Masa Depan Industri Batu Bara Dinilai Masih Cerah dengan Hilirisasi
Asosiasi Pertambangan Batu bara Indonesia (APBI) menilai masa depan industri batu bara masih cerah meski pemerintah berencana menutup operasi seluruh pembangkit listrik tenaga uap (PLTU) pada 2050.
Direktur Eksekutif APBI Hendra Sinadia mengatakan permintaan terhadap batu bara akan terus ada dalam jangka panjang walaupun pada 2050 seluruh PLTU berhenti beroperasi. Menurutnya batu bara tetap dibutuhkan untuk industri non-kelistrikan, salah satunya untuk operasional smelter.
Direktur Eksekutif Asosiasi Pertambangan Batu bara Indonesia (APBI), Hendra Sinadia, menyampaikan bahwa kebijakan hilirisasi mineral berdampak pada menjamurnya pembangunan smelter di dalam negeri.
Kondisi tersebut dilihat sebagai pasar potensial bagi penjualan batu bara domestik kendati kebutuhan batu bara pada sektor pembangkit listrik menurun seiring komitmen PLN untuk mengurangi bauran energi fosil di sektor kelistrikan.
"Lihat peningkatan permintaan batu bara terhadap industri non kelistrikan seperti industri smelter.
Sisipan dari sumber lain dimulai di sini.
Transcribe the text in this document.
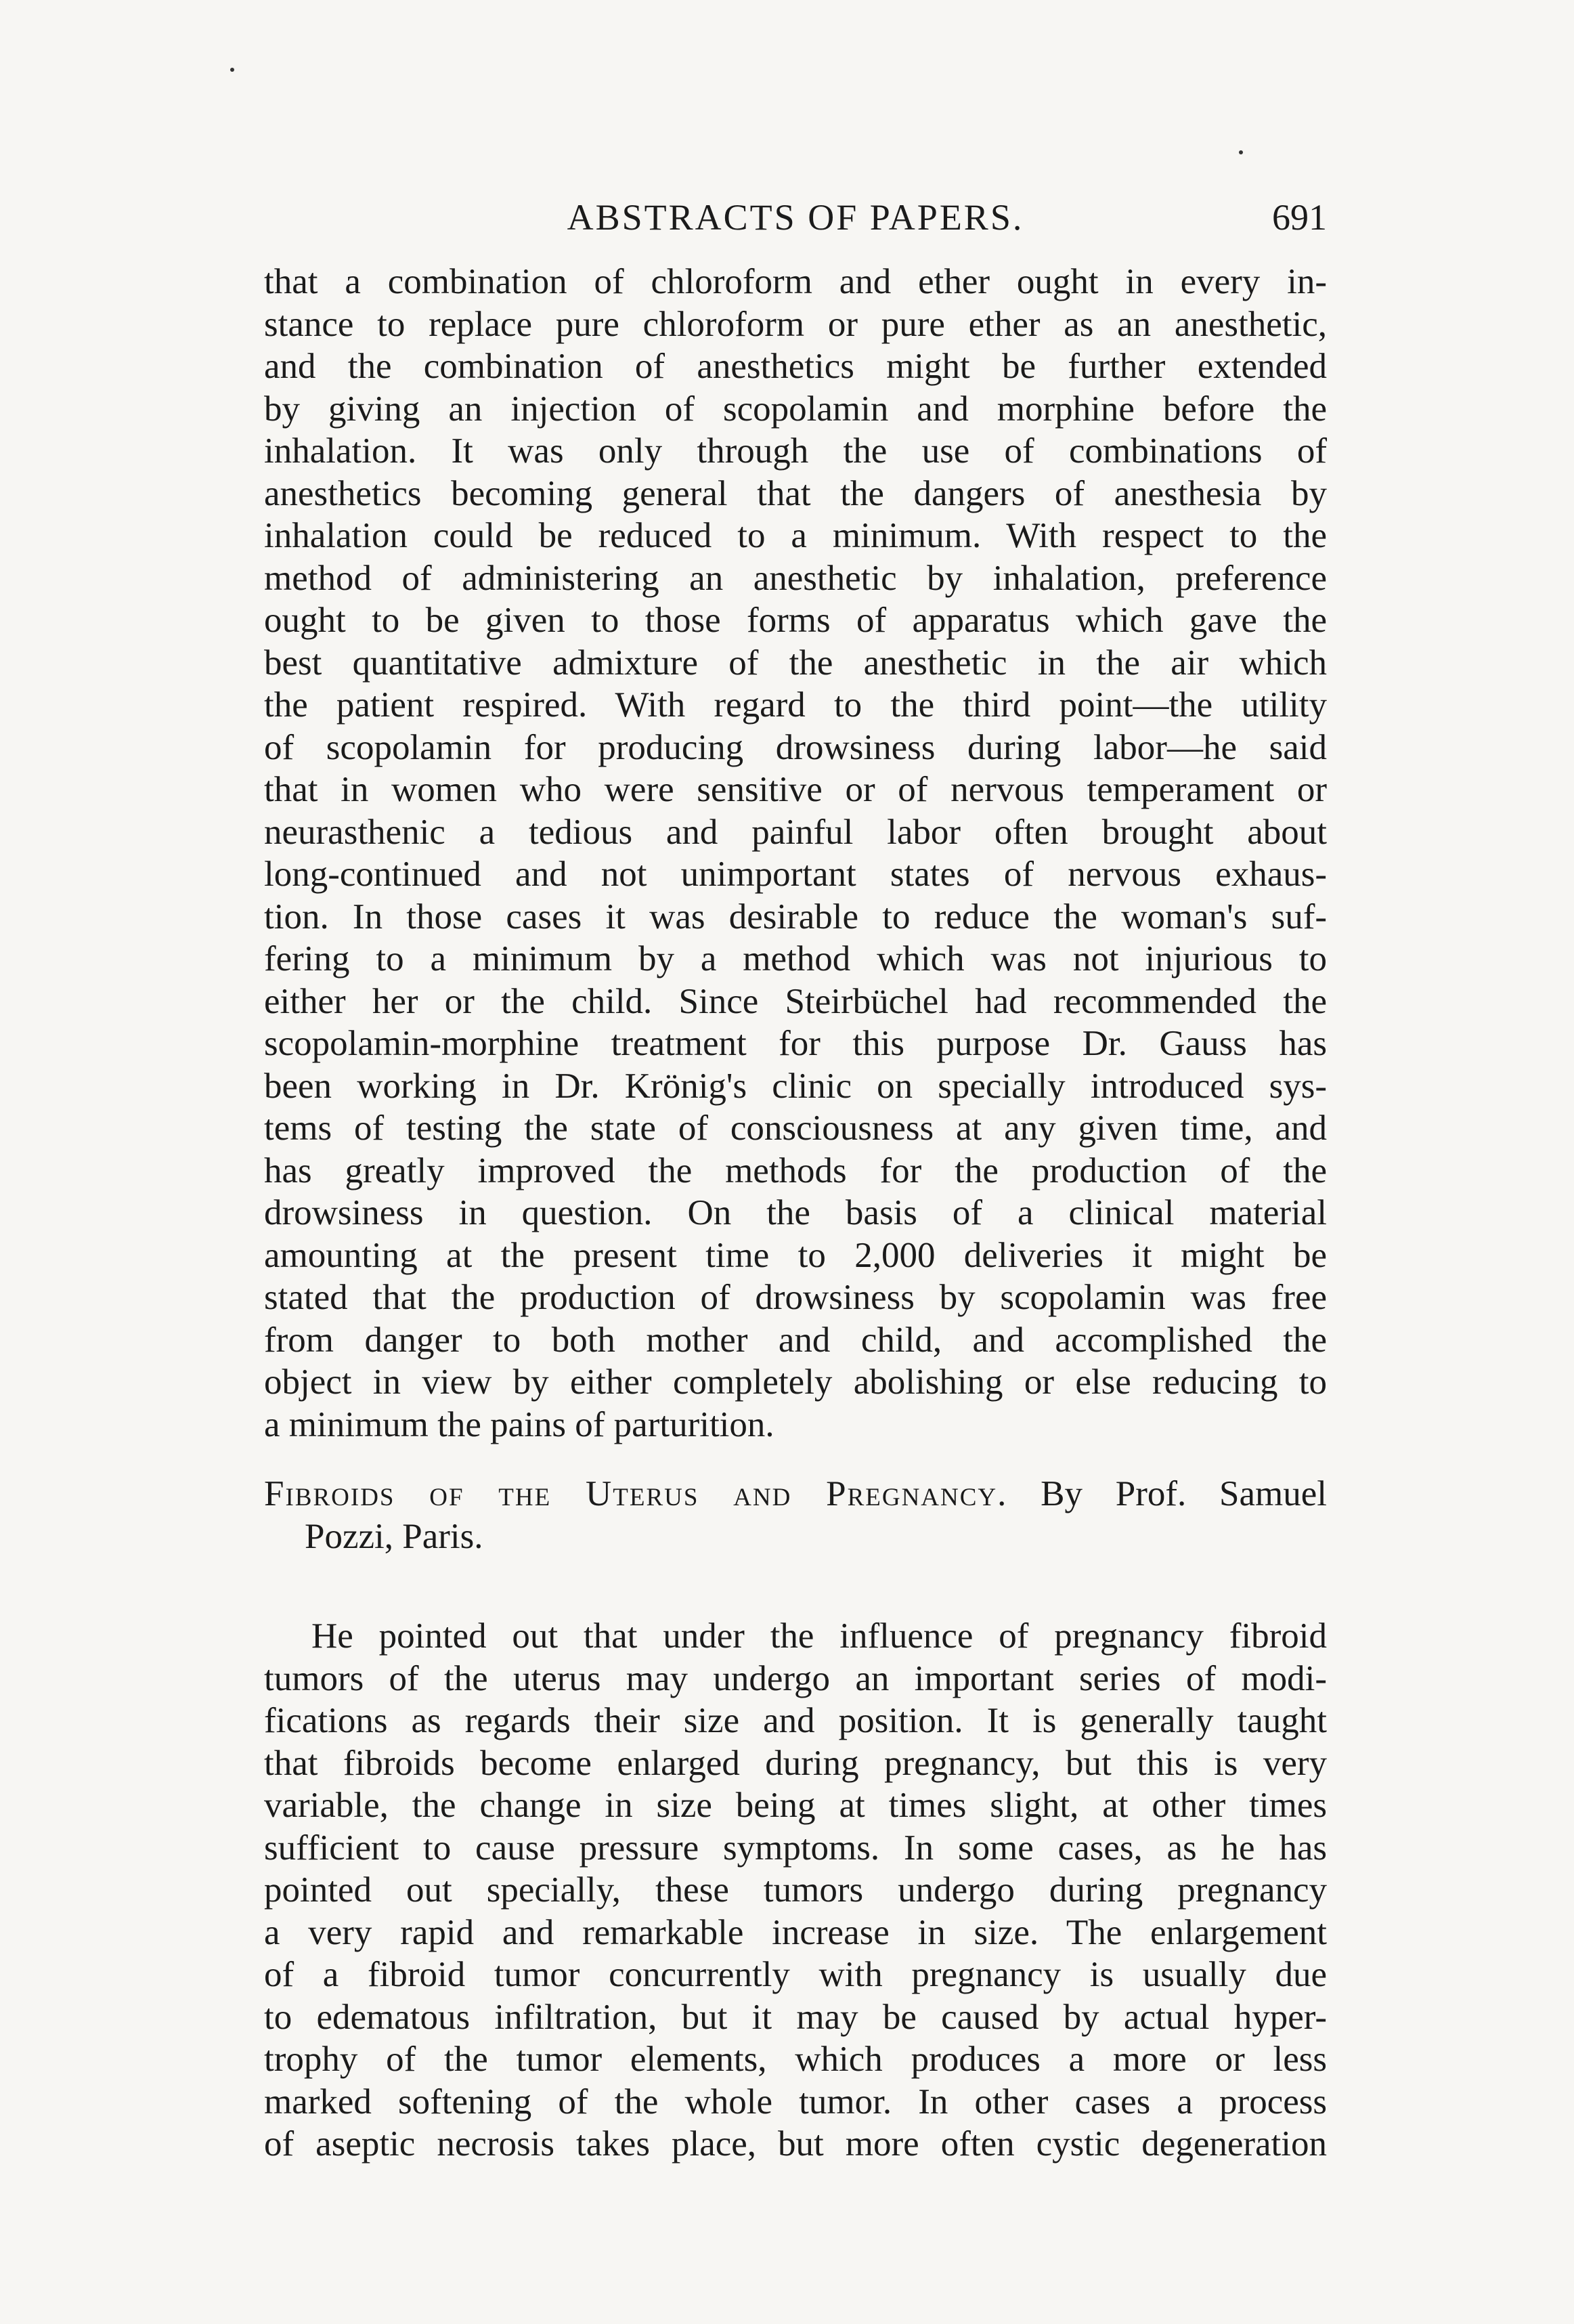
ABSTRACTS OF PAPERS.	691
that a combination of chloroform and ether ought in every in-
stance to replace pure chloroform or pure ether as an anesthetic,
and the combination of anesthetics might be further extended
by giving an injection of scopolamin and morphine before the
inhalation. It was only through the use of combinations of
anesthetics becoming general that the dangers of anesthesia by
inhalation could be reduced to a minimum. With respect to the
method of administering an anesthetic by inhalation, preference
ought to be given to those forms of apparatus which gave the
best quantitative admixture of the anesthetic in the air which
the patient respired. With regard to the third point—the utility
of scopolamin for producing drowsiness during labor—he said
that in women who were sensitive or of nervous temperament or
neurasthenic a tedious and painful labor often brought about
long-continued and not unimportant states of nervous exhaus-
tion. In those cases it was desirable to reduce the woman's suf-
fering to a minimum by a method which was not injurious to
either her or the child. Since Steirbüchel had recommended the
scopolamin-morphine treatment for this purpose Dr. Gauss has
been working in Dr. Krönig's clinic on specially introduced sys-
tems of testing the state of consciousness at any given time, and
has greatly improved the methods for the production of the
drowsiness in question. On the basis of a clinical material
amounting at the present time to 2,000 deliveries it might be
stated that the production of drowsiness by scopolamin was free
from danger to both mother and child, and accomplished the
object in view by either completely abolishing or else reducing to
a minimum the pains of parturition.
Fibroids of the Uterus and Pregnancy. By Prof. Samuel
Pozzi, Paris.
He pointed out that under the influence of pregnancy fibroid
tumors of the uterus may undergo an important series of modi-
fications as regards their size and position. It is generally taught
that fibroids become enlarged during pregnancy, but this is very
variable, the change in size being at times slight, at other times
sufficient to cause pressure symptoms. In some cases, as he has
pointed out specially, these tumors undergo during pregnancy
a very rapid and remarkable increase in size. The enlargement
of a fibroid tumor concurrently with pregnancy is usually due
to edematous infiltration, but it may be caused by actual hyper-
trophy of the tumor elements, which produces a more or less
marked softening of the whole tumor. In other cases a process
of aseptic necrosis takes place, but more often cystic degeneration
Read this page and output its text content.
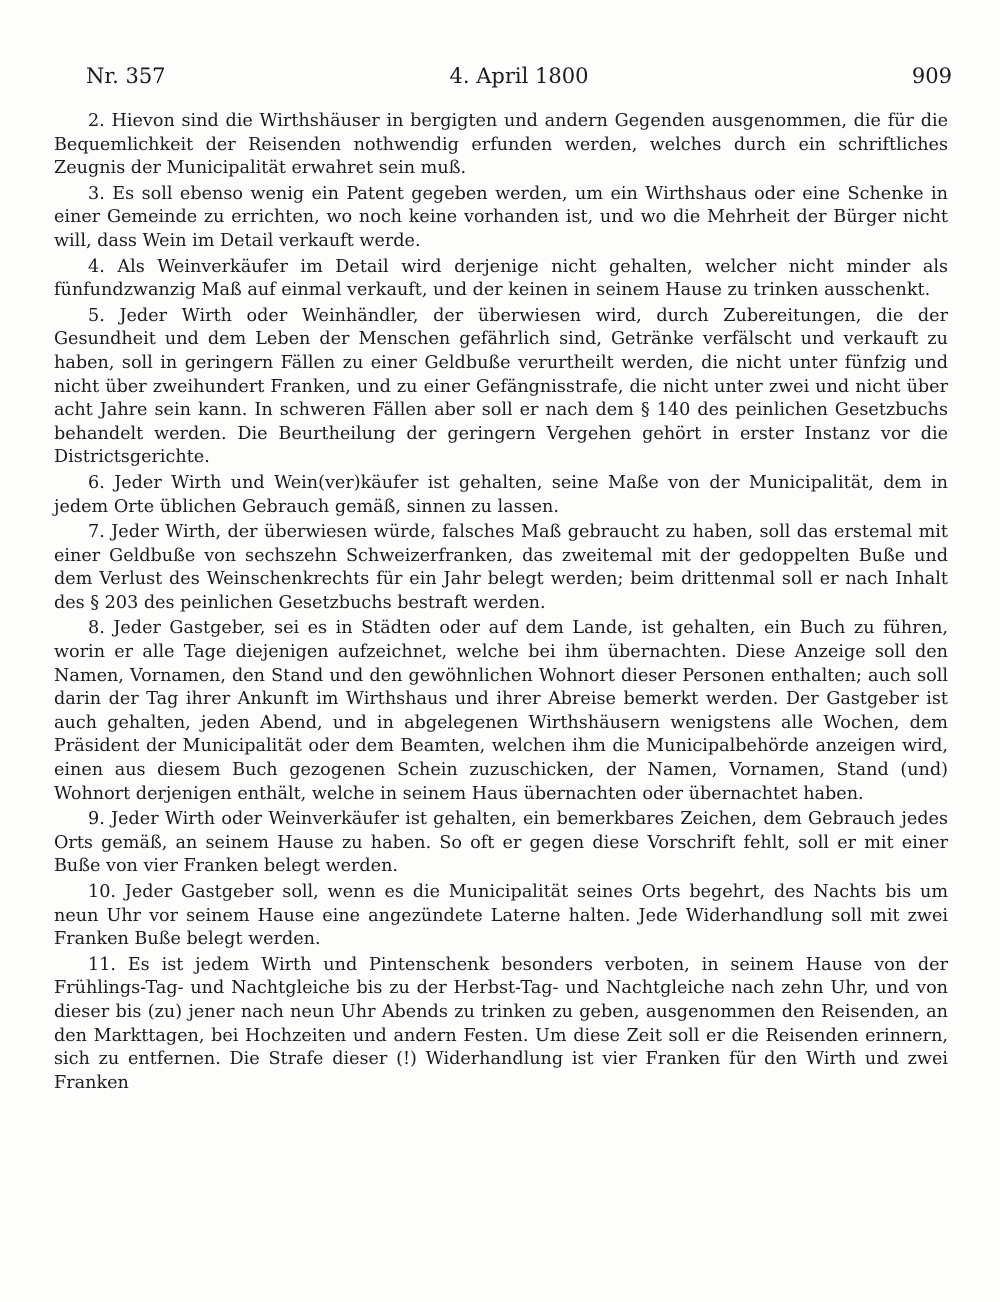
Nr. 357	4. April 1800	909

2. Hievon sind die Wirthshäuser in bergigten und andern Gegenden ausgenommen, die für die Bequemlichkeit der Reisenden nothwendig erfunden werden, welches durch ein schriftliches Zeugnis der Municipalität erwahret sein muß.

3. Es soll ebenso wenig ein Patent gegeben werden, um ein Wirthshaus oder eine Schenke in einer Gemeinde zu errichten, wo noch keine vorhanden ist, und wo die Mehrheit der Bürger nicht will, dass Wein im Detail verkauft werde.

4. Als Weinverkäufer im Detail wird derjenige nicht gehalten, welcher nicht minder als fünfundzwanzig Maß auf einmal verkauft, und der keinen in seinem Hause zu trinken ausschenkt.

5. Jeder Wirth oder Weinhändler, der überwiesen wird, durch Zubereitungen, die der Gesundheit und dem Leben der Menschen gefährlich sind, Getränke verfälscht und verkauft zu haben, soll in geringern Fällen zu einer Geldbuße verurtheilt werden, die nicht unter fünfzig und nicht über zweihundert Franken, und zu einer Gefängnisstrafe, die nicht unter zwei und nicht über acht Jahre sein kann. In schweren Fällen aber soll er nach dem § 140 des peinlichen Gesetzbuchs behandelt werden. Die Beurtheilung der geringern Vergehen gehört in erster Instanz vor die Districtsgerichte.

6. Jeder Wirth und Wein(ver)käufer ist gehalten, seine Maße von der Municipalität, dem in jedem Orte üblichen Gebrauch gemäß, sinnen zu lassen.

7. Jeder Wirth, der überwiesen würde, falsches Maß gebraucht zu haben, soll das erstemal mit einer Geldbuße von sechszehn Schweizerfranken, das zweitemal mit der gedoppelten Buße und dem Verlust des Weinschenkrechts für ein Jahr belegt werden; beim drittenmal soll er nach Inhalt des § 203 des peinlichen Gesetzbuchs bestraft werden.

8. Jeder Gastgeber, sei es in Städten oder auf dem Lande, ist gehalten, ein Buch zu führen, worin er alle Tage diejenigen aufzeichnet, welche bei ihm übernachten. Diese Anzeige soll den Namen, Vornamen, den Stand und den gewöhnlichen Wohnort dieser Personen enthalten; auch soll darin der Tag ihrer Ankunft im Wirthshaus und ihrer Abreise bemerkt werden. Der Gastgeber ist auch gehalten, jeden Abend, und in abgelegenen Wirthshäusern wenigstens alle Wochen, dem Präsident der Municipalität oder dem Beamten, welchen ihm die Municipalbehörde anzeigen wird, einen aus diesem Buch gezogenen Schein zuzuschicken, der Namen, Vornamen, Stand (und) Wohnort derjenigen enthält, welche in seinem Haus übernachten oder übernachtet haben.

9. Jeder Wirth oder Weinverkäufer ist gehalten, ein bemerkbares Zeichen, dem Gebrauch jedes Orts gemäß, an seinem Hause zu haben. So oft er gegen diese Vorschrift fehlt, soll er mit einer Buße von vier Franken belegt werden.

10. Jeder Gastgeber soll, wenn es die Municipalität seines Orts begehrt, des Nachts bis um neun Uhr vor seinem Hause eine angezündete Laterne halten. Jede Widerhandlung soll mit zwei Franken Buße belegt werden.

11. Es ist jedem Wirth und Pintenschenk besonders verboten, in seinem Hause von der Frühlings-Tag- und Nachtgleiche bis zu der Herbst-Tag- und Nachtgleiche nach zehn Uhr, und von dieser bis (zu) jener nach neun Uhr Abends zu trinken zu geben, ausgenommen den Reisenden, an den Markttagen, bei Hochzeiten und andern Festen. Um diese Zeit soll er die Reisenden erinnern, sich zu entfernen. Die Strafe dieser (!) Widerhandlung ist vier Franken für den Wirth und zwei Franken
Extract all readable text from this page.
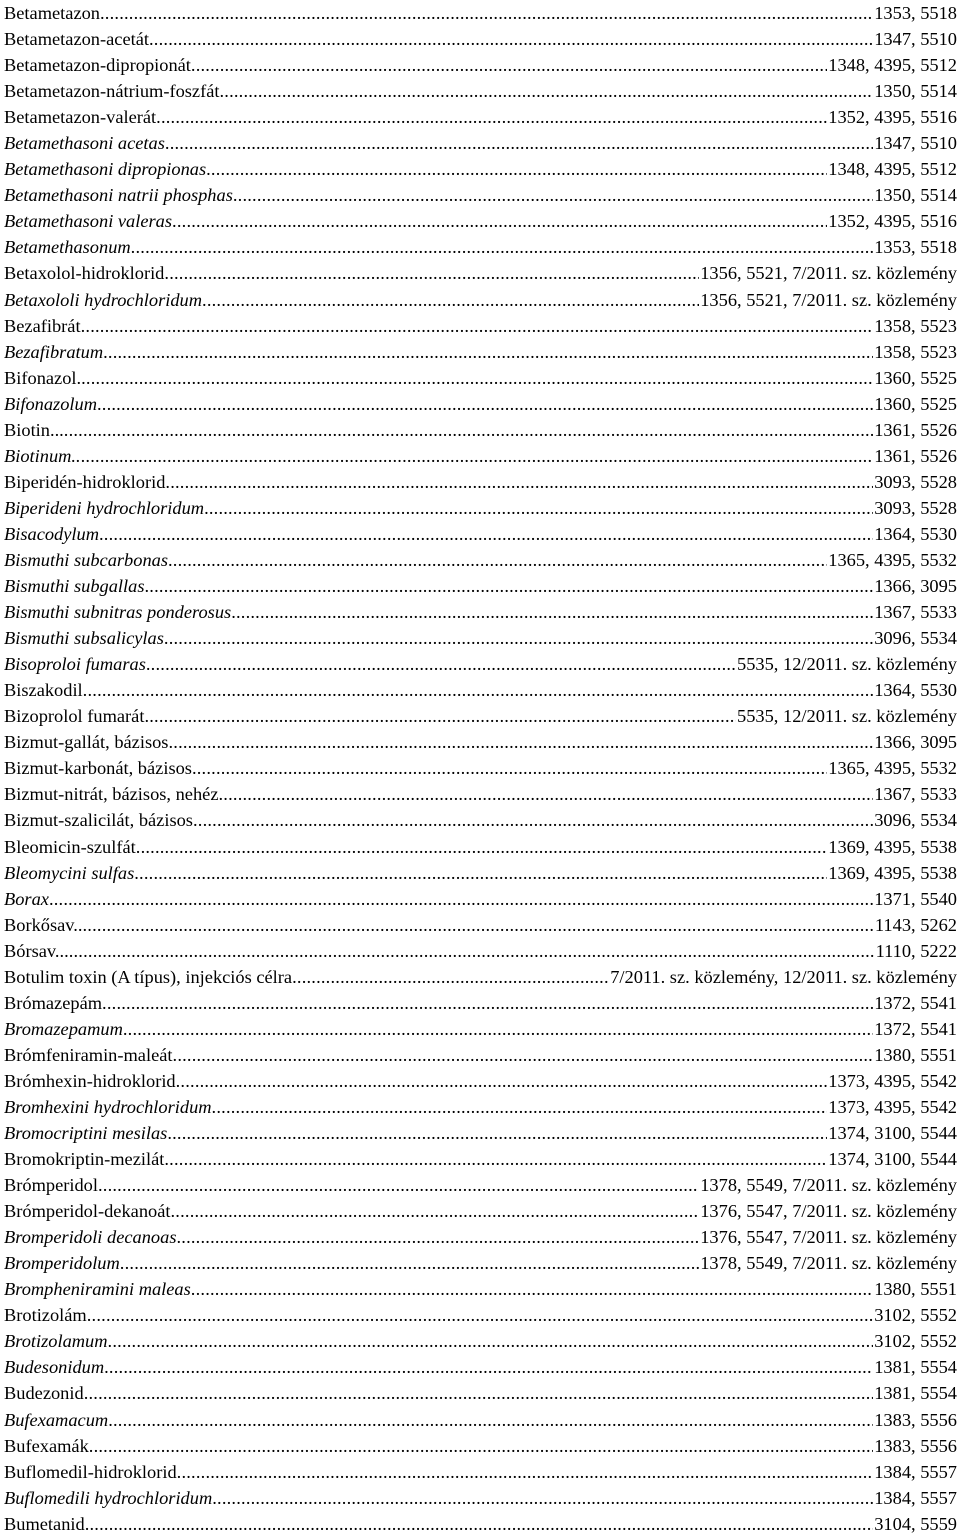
Betametazon .....	1353, 5518
Betametazon-acetát .....	1347, 5510
Betametazon-dipropionát .....	1348, 4395, 5512
Betametazon-nátrium-foszfát .....	1350, 5514
Betametazon-valerát .....	1352, 4395, 5516
Betamethasoni acetas .....	1347, 5510
Betamethasoni dipropionas .....	1348, 4395, 5512
Betamethasoni natrii phosphas .....	1350, 5514
Betamethasoni valeras .....	1352, 4395, 5516
Betamethasonum .....	1353, 5518
Betaxolol-hidroklorid .....	1356, 5521, 7/2011. sz. közlemény
Betaxololi hydrochloridum .....	1356, 5521, 7/2011. sz. közlemény
Bezafibrát .....	1358, 5523
Bezafibratum .....	1358, 5523
Bifonazol. .....	1360, 5525
Bifonazolum .....	1360, 5525
Biotin... .....	1361, 5526
Biotinum.. .....	1361, 5526
Biperidén-hidroklorid .....	3093, 5528
Biperideni hydrochloridum .....	3093, 5528
Bisacodylum .....	1364, 5530
Bismuthi subcarbonas .....	1365, 4395, 5532
Bismuthi subgallas .....	1366, 3095
Bismuthi subnitras ponderosus .....	1367, 5533
Bismuthi subsalicylas .....	3096, 5534
Bisoproloi fumaras .....	5535, 12/2011. sz. közlemény
Biszakodil .....	1364, 5530
Bizoprolol fumarát .....	5535, 12/2011. sz. közlemény
Bizmut-gallát, bázisos .....	1366, 3095
Bizmut-karbonát, bázisos .....	1365, 4395, 5532
Bizmut-nitrát, bázisos, nehéz .....	1367, 5533
Bizmut-szalicilát, bázisos .....	3096, 5534
Bleomicin-szulfát .....	1369, 4395, 5538
Bleomycini sulfas .....	1369, 4395, 5538
Borax .....	1371, 5540
Borkősav.. .....	1143, 5262
Bórsav... .....	1110, 5222
Botulim toxin (A típus), injekciós célra .....	7/2011. sz. közlemény, 12/2011. sz. közlemény
Brómazepám .....	1372, 5541
Bromazepamum .....	1372, 5541
Brómfeniramin-maleát .....	1380, 5551
Brómhexin-hidroklorid .....	1373, 4395, 5542
Bromhexini hydrochloridum .....	1373, 4395, 5542
Bromocriptini mesilas .....	1374, 3100, 5544
Bromokriptin-mezilát .....	1374, 3100, 5544
Brómperidol .....	1378, 5549, 7/2011. sz. közlemény
Brómperidol-dekanoát .....	1376, 5547, 7/2011. sz. közlemény
Bromperidoli decanoas .....	1376, 5547, 7/2011. sz. közlemény
Bromperidolum .....	1378, 5549, 7/2011. sz. közlemény
Brompheniramini maleas .....	1380, 5551
Brotizolám .....	3102, 5552
Brotizolamum .....	3102, 5552
Budesonidum .....	1381, 5554
Budezonid .....	1381, 5554
Bufexamacum .....	1383, 5556
Bufexamák .....	1383, 5556
Buflomedil-hidroklorid .....	1384, 5557
Buflomedili hydrochloridum .....	1384, 5557
Bumetanid .....	3104, 5559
Saat ini gencar membangun smelter nikel, tembaga, bauksit kemudian juga semen juga masih terus mengalami peningkatan, kertas hingga pupuk," kata Hendra dalam Mining Zone CNBC pada Kamis (27/4).
Selain itu, permintaan batu bara akan terus terawat seiring keputusan pemerintah yang masih mengizinkan pembangungan PLTU batu bara yang terintegrasi dengan industri.
Keputusan tersebut tertulis dalam Pasal 3 Peraturan Presiden (Perpres) Nomor 112 tahun 2022 Tentang Percepatan Pengembangan Energi Terbarukan untuk Penyediaan Tenaga Listrik.
"Namun di sisi lain, kalau kita lihat permintaan batu bara terhadap industri non-kelistrikan itu trennya terus mengalami peningkatan, karena sejauh ini belum ada substitusi sumber energi yang handal bagi industri non kelistrikan," ujar Hendra.
Pemerintah memasang target realisasi pembangunan 17 smelter baru pada 2023. Pembangunan belasan smelter itu, yang sebagian besar merupakan smelter nikel, ditujukan untuk mendukung program hilirisasi komoditas tambang mineral yang dimulai pertama kali lewat kebijakan larangan ekspor bijih nikel pada Januari 2020.
Selain itu, pemerintah melalui Kementerian BUMN juga berencana untuk kembali menjajaki peluang kerja sama dengan 12 perusahaan pengolah batu bara yang pernah menyepakati nota kesepahaman dengan PT Pertamina untuk pengerjaan proyek hilirisasi batu bara menjadi dimethyl ether (DME).
Langkah tersebut merupakan alternatif pemerintah untuk mencari mitra bagi PT Bukit Asam Tbk dan PT Pertamina menyusul mundurnya Air Products and Chemicals Inc dari proyek DME di Muara Enim, Sumatera Selatan.
"Batu bara di 2050 masih mempunyai celah pasar jika pemerintah terus mendorong hilirisasi batu bara, dan tentu saja ekspor masih ada sedikit meskipun negara-negara maju akan mengurangi penggunaan batu bara," kata Hendra.